Hilde est prête, elle peut me recevoir dans son cabinet. C’est pour ça que j’étais venue.
*
À la maison je suis seule. Willem est parti voir sa sœur à l’Ouest. Ils ont des choses à voir ensemble. Aurélie débarque avec son fils Pierrick dans les bras. Je les fait rentrer.
- Alors comme ça tu vas voir tout le monde sauf moi ?
- Oui, j’ai peur que tu me juges. Mais je ne suis pas allé voir Alice non plus. Je ne me sens pas encore assez forte.
- Tu es belle, tu as changé.
- Je crois que je me tasse. Willem est de plus en plus grand.
Elle pose Pierrick et vient m’embrasser.
- Mais c’est toujours toi. Le même goût. Aline, je ne peux pas te juger, je suis la mieux placée pour comprendre Willem, j’ai adoré aussi t’avoir comme… maman. Et je t’aime comme au premier jour, même comme ça, surtout comme ça.

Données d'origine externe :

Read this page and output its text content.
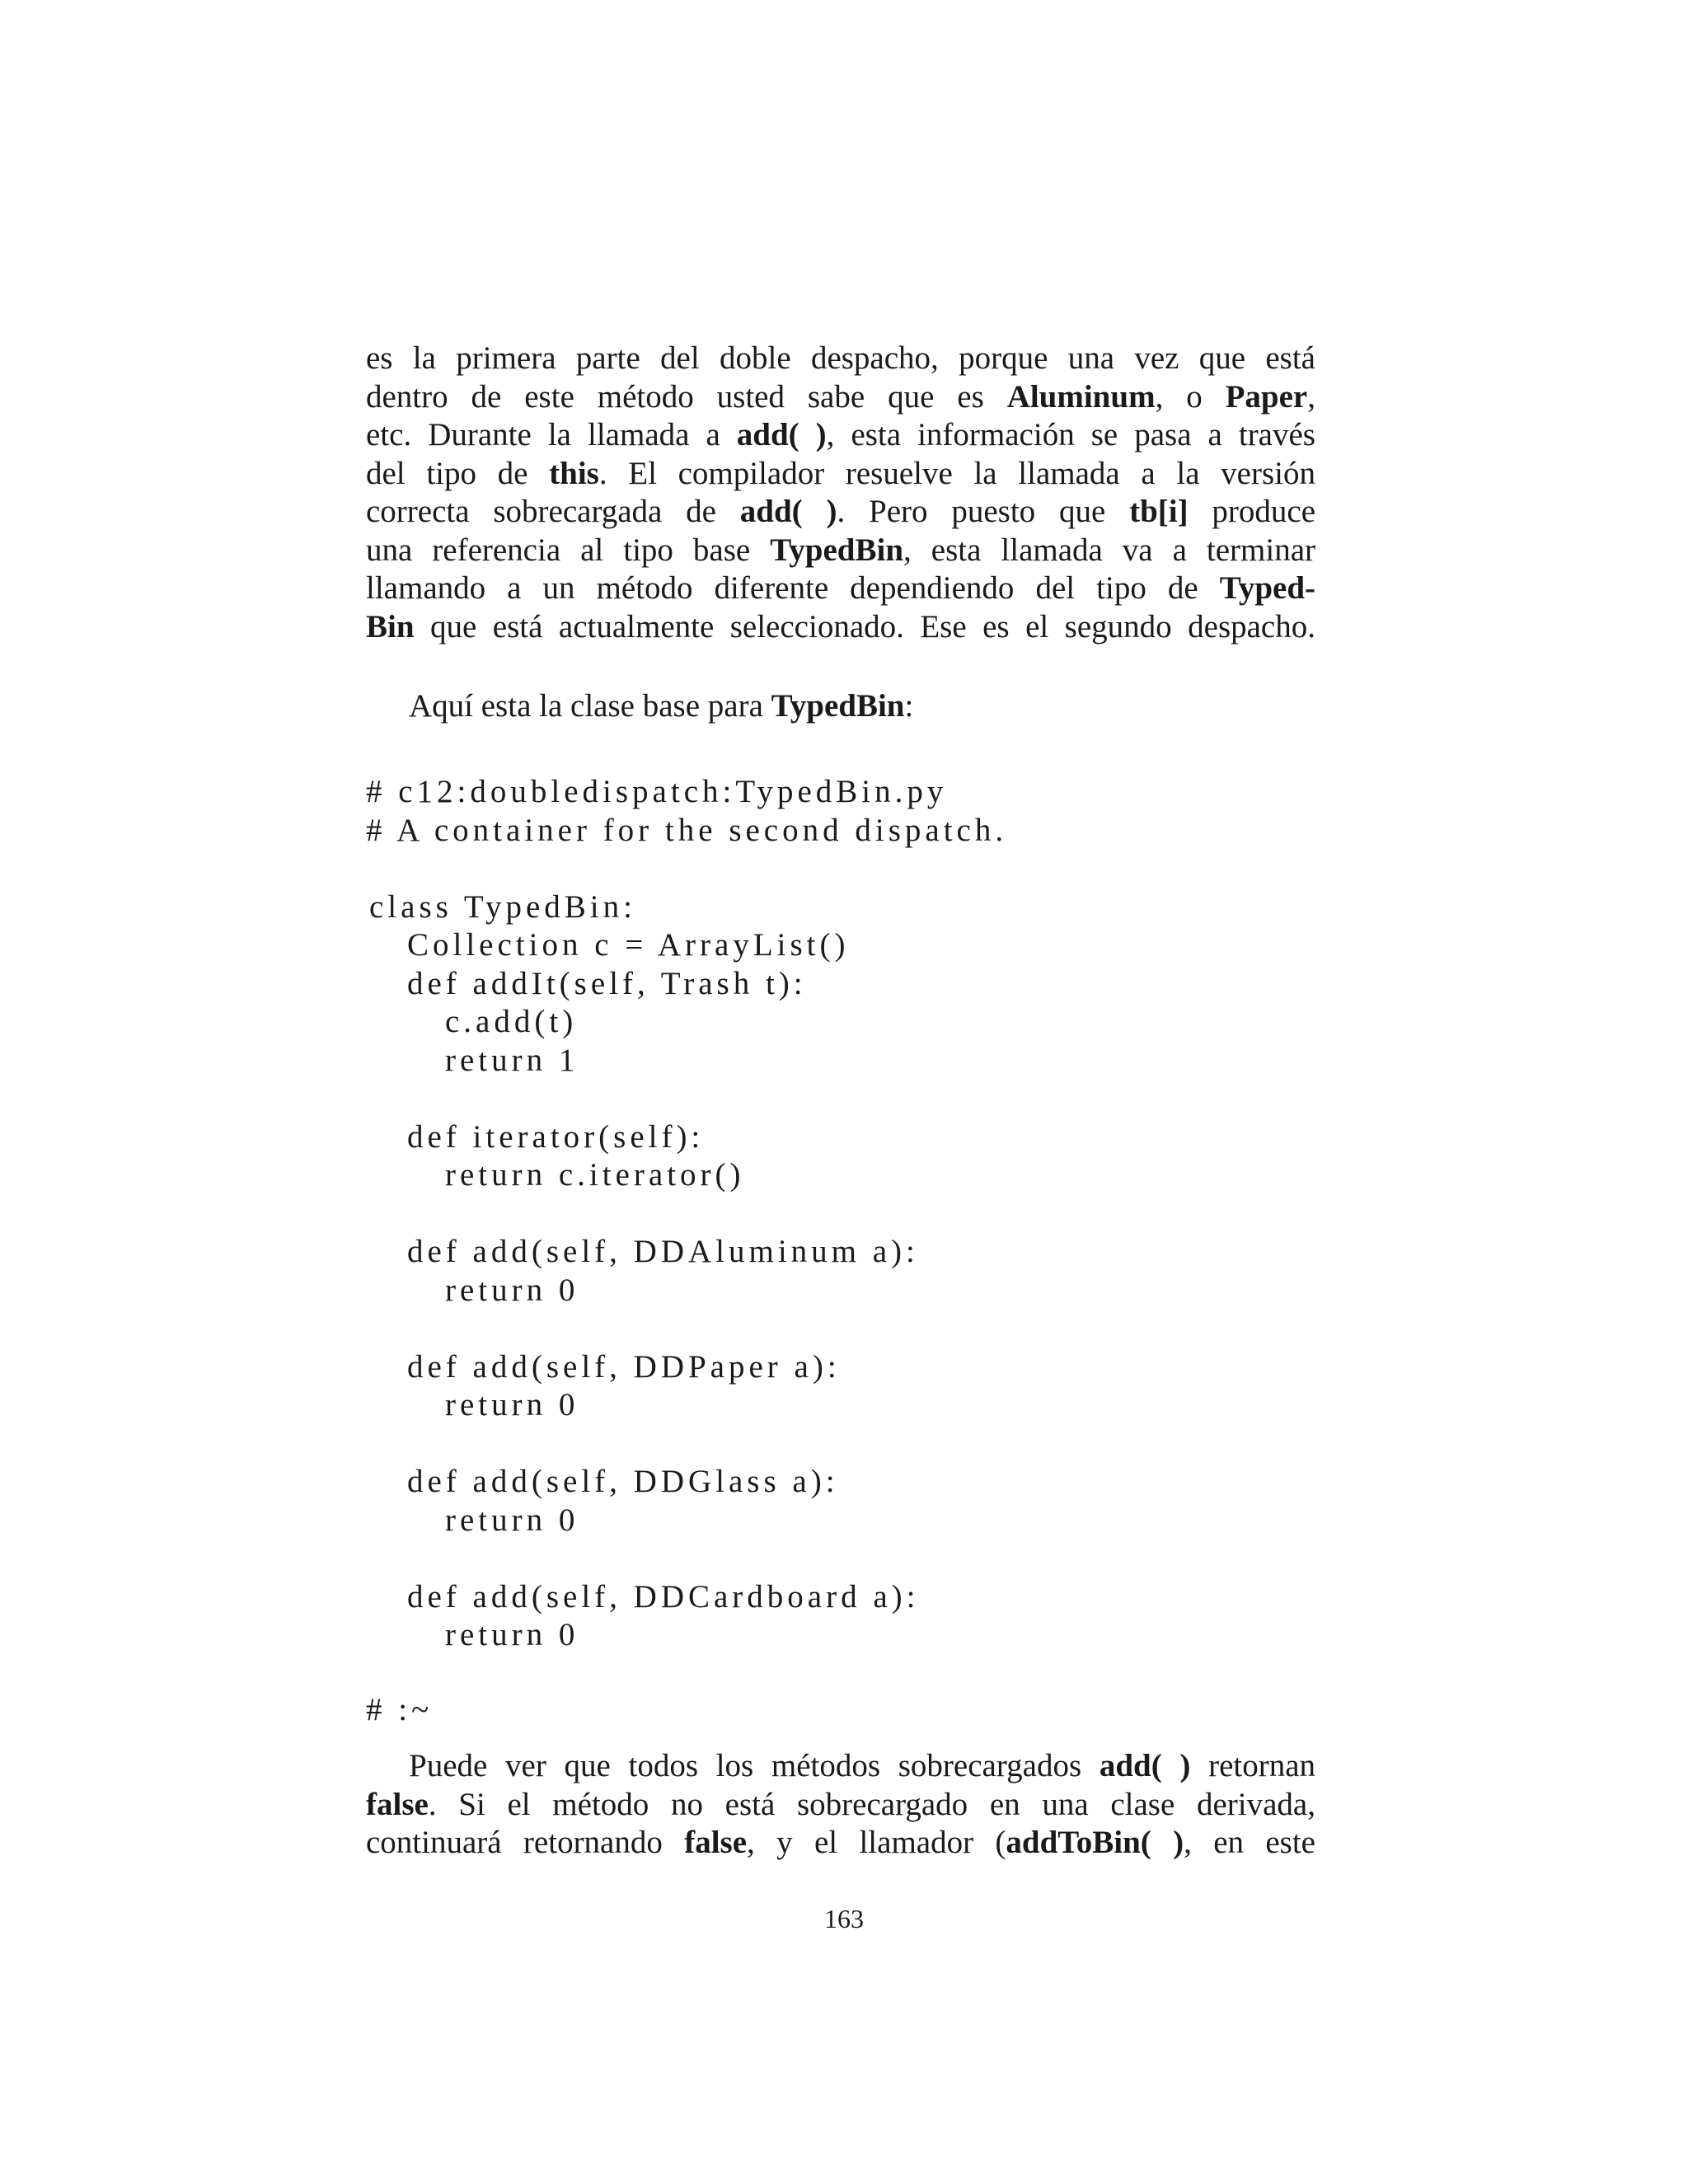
es la primera parte del doble despacho, porque una vez que está
dentro de este método usted sabe que es Aluminum, o Paper,
etc. Durante la llamada a add( ), esta información se pasa a través
del tipo de this. El compilador resuelve la llamada a la versión
correcta sobrecargada de add( ). Pero puesto que tb[i] produce
una referencia al tipo base TypedBin, esta llamada va a terminar
llamando a un método diferente dependiendo del tipo de Typed-
Bin que está actualmente seleccionado. Ese es el segundo despacho.
Aquí esta la clase base para TypedBin:
# c12:doubledispatch:TypedBin.py
# A container for the second dispatch.
class TypedBin:
Collection c = ArrayList()
def addIt(self, Trash t):
c.add(t)
return 1
def iterator(self):
return c.iterator()
def add(self, DDAluminum a):
return 0
def add(self, DDPaper a):
return 0
def add(self, DDGlass a):
return 0
def add(self, DDCardboard a):
return 0
# :~
Puede ver que todos los métodos sobrecargados add( ) retornan
false. Si el método no está sobrecargado en una clase derivada,
continuará retornando false, y el llamador (addToBin( ), en este
163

On se caresse et Pierrick se sent seul, il nous tend les bras. Je lui tends aussi une main :
- Le pauvre, et lui alors ?
- Il va avoir le choix plus tard. Plein de filles pour lui. Des ressources illimitées. Et une éducation parfaite. C’est pour ça que j’ai voulu le garder le plus longtemps possible. Lui donner toutes les chances, tous les outils. Pas pour construire un nouveau monde ou une nouvelle civilisation. Juste pour préserver ce qu’on a déjà. Et si il y en a trop, envisager une décroissance. Mais pas comme les Chevaliers de l’Apocalypse l’envisagent. Le survivalisme, c’est pas pour une population infinie à faire prospérer à tout prix. La mort n’est plus là pour réguler. Heureusement il doit y avoir un programme dans les antennes. Jusqu’à ce que des petits malins l’enlèvent. Au cas où, mon modèle n’est pas fait pour un million de personnes. Cent mille tout au plus, et encore. Et tant mieux. On profite beaucoup du peu mais peu du beaucoup. Il y a des limites à respecter, dans de nombreux domaines, mais pas tous heureusement.

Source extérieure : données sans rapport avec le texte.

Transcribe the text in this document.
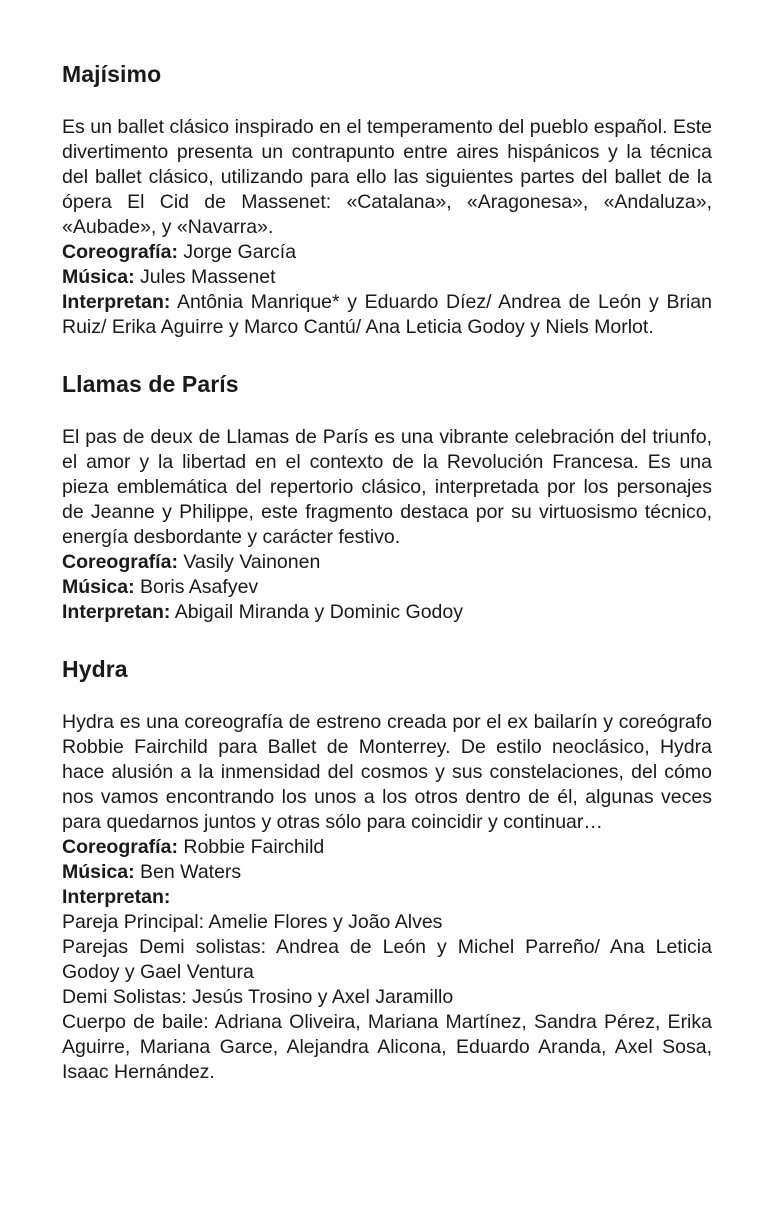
Majísimo

Es un ballet clásico inspirado en el temperamento del pueblo español. Este divertimento presenta un contrapunto entre aires hispánicos y la técnica del ballet clásico, utilizando para ello las siguientes partes del ballet de la ópera El Cid de Massenet: «Catalana», «Aragonesa», «Andaluza», «Aubade», y «Navarra».

Coreografía: Jorge García

Música: Jules Massenet

Interpretan: Antônia Manrique* y Eduardo Díez/ Andrea de León y Brian Ruiz/ Erika Aguirre y Marco Cantú/ Ana Leticia Godoy y Niels Morlot.

Llamas de París

El pas de deux de Llamas de París es una vibrante celebración del triunfo, el amor y la libertad en el contexto de la Revolución Francesa. Es una pieza emblemática del repertorio clásico, interpretada por los personajes de Jeanne y Philippe, este fragmento destaca por su virtuosismo técnico, energía desbordante y carácter festivo.

Coreografía: Vasily Vainonen

Música: Boris Asafyev

Interpretan: Abigail Miranda y Dominic Godoy

Hydra

Hydra es una coreografía de estreno creada por el ex bailarín y coreógrafo Robbie Fairchild para Ballet de Monterrey. De estilo neoclásico, Hydra hace alusión a la inmensidad del cosmos y sus constelaciones, del cómo nos vamos encontrando los unos a los otros dentro de él, algunas veces para quedarnos juntos y otras sólo para coincidir y continuar…

Coreografía: Robbie Fairchild

Música: Ben Waters

Interpretan:

Pareja Principal: Amelie Flores y João Alves

Parejas Demi solistas: Andrea de León y Michel Parreño/ Ana Leticia Godoy y Gael Ventura

Demi Solistas: Jesús Trosino y Axel Jaramillo

Cuerpo de baile: Adriana Oliveira, Mariana Martínez, Sandra Pérez, Erika Aguirre, Mariana Garce, Alejandra Alicona, Eduardo Aranda, Axel Sosa, Isaac Hernández.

Et elle m’embrasse à nouveau.
*
- Je viens de voir Hilde. Très médicale. Très professionnelle. Elle a sondé aussi bien mon corps que mon esprit. Mais pas mon âme, c’est pour ça que je viens te voir. Sinon avant j’ai eu le droit à Greta et Aurélie. Après, Rachel et Frances veulent me rencontrer. Et je finirai par Alice. Mais qu’est ce qui se passe ? Je ne suis personne et je n’ai plus de destin. Je rajoute Énola sur ma liste. Mais avant Alice. C’est avec elle que je veux terminer les choses, ou pas. Revenir en elle ou pas. En fonction des différents discours des unes et des autres. À ton tour, Phoebe.
- En voilà une belle histoire. Je vois ça d’ici, moi qui te dit que ton âme et pure, ou pas, les autres qui te sortent leur baratin personnel et pour finir Alice ? Non Aline. Ne t’approche plus d’elle. Comme Gabrielle et Sandrine le font avec les leurs. Et arrête tout de suite cette tournée morbide. Je suis sûre qu’elles ont plein de trucs intéressants à te dire, existentiels et spirituels, même moi, je me vois d’ici, écoute ton cœur, bla bla bla... Mais ce n’est pas le sujet. Aline, tu es une survivante, de la Terre et de la fusion. Maintenant ça suffit. En fait il n’y a pas de problème. Ou si tu considère qu’il y en a un, j’ai un conseil à te donner. La Brasserie du Parc. Ils cherchent deux cuisinières.
- Tu veux cuisiner avec moi ?
- Non, Aline, pas moi. Demande à ta fille de venir t’aider. C’est en cuisine que tu dois continuer ton histoire. Avec Noëlle. Tout se passe en cuisine. C’est le repère essentiel. J’ai compris ça avec Hilde. Tous les soirs elle me prépare une soupe sur sa péniche. Et comme dirait son père, les planètes ont leur soleil, nous on a la cuisine.
Je n’en reviens pas. C’est tellement évident, tellement logique. D’abord Willem. Ensuite la cuisine avec ma fille. Et je serai à nouveau qui je suis.